I've been playing with RegEx and using some testing tools online but couldn't figure that out, so posting this here to check if someone can help, please! I have several documents, which are social media posts, and there's a column that contains a phrase:

TWEET FROM: TwitterHandle

My goal is to remove all Twitter Handles (or else they impact text processing), but the only reference I have is the "TWEET FROM" phrase. How can I filter the whole phrase using RegEx Filter?

Thanks!

Gustavo

Geo · June 9, 2016, 10:44pm

check with www.regexr.com

gustavo.velho · June 10, 2016, 3:39am

Hi Geo, I did and although in regexr.com the expression works, it doesn't work on Regex node. It seems to be an issue with whitespace between words. Even if I simply add "TWEET FROM", it's not filtered. If I use "TWEET" or "FROM" alone, it does work. Any ideas?

Thanks

Gustavo

marco_ghislanzoni · June 10, 2016, 12:38pm

The RegEx Filter node, part of Text Processing, acts on a tokenized version of the input document, meaning that it looks at each single term (or word) in the document and tries to match it with the regular expression. If it matches, the term (or word) is removed from the document.
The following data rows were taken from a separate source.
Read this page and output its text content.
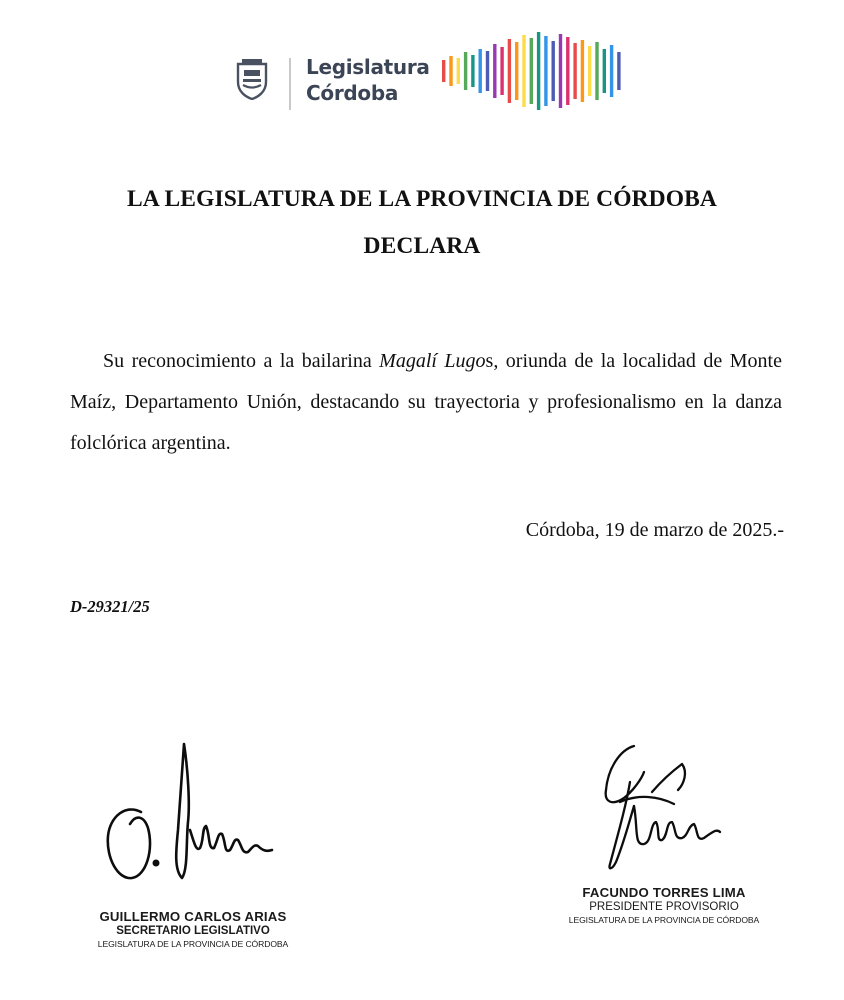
Legislatura
Córdoba
LA LEGISLATURA DE LA PROVINCIA DE CÓRDOBA
DECLARA
Su reconocimiento a la bailarina Magalí Lugos, oriunda de la localidad de Monte Maíz, Departamento Unión, destacando su trayectoria y profesionalismo en la danza folclórica argentina.
Córdoba, 19 de marzo de 2025.-
D-29321/25
GUILLERMO CARLOS ARIAS
SECRETARIO LEGISLATIVO
LEGISLATURA DE LA PROVINCIA DE CÓRDOBA
FACUNDO TORRES LIMA
PRESIDENTE PROVISORIO
LEGISLATURA DE LA PROVINCIA DE CÓRDOBA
This node will not match and remove multiple terms (words) at once because of the tokenization. This is why it seems to work on TWEET or FROM alone, but not on both at the same time.

For what you are trying to achieve the String Replacer node with a Regular Expression filter/replacer will do the job.

Cheers,
Marco.

gustavo.velho · June 10, 2016, 3:29pm

Thank you Marco! It worked perfectly now. Appreciate your help!

Gustavo

system · June 2, 2023, 9:48pm

This topic was automatically closed 90 days after the last reply. New replies are no longer allowed.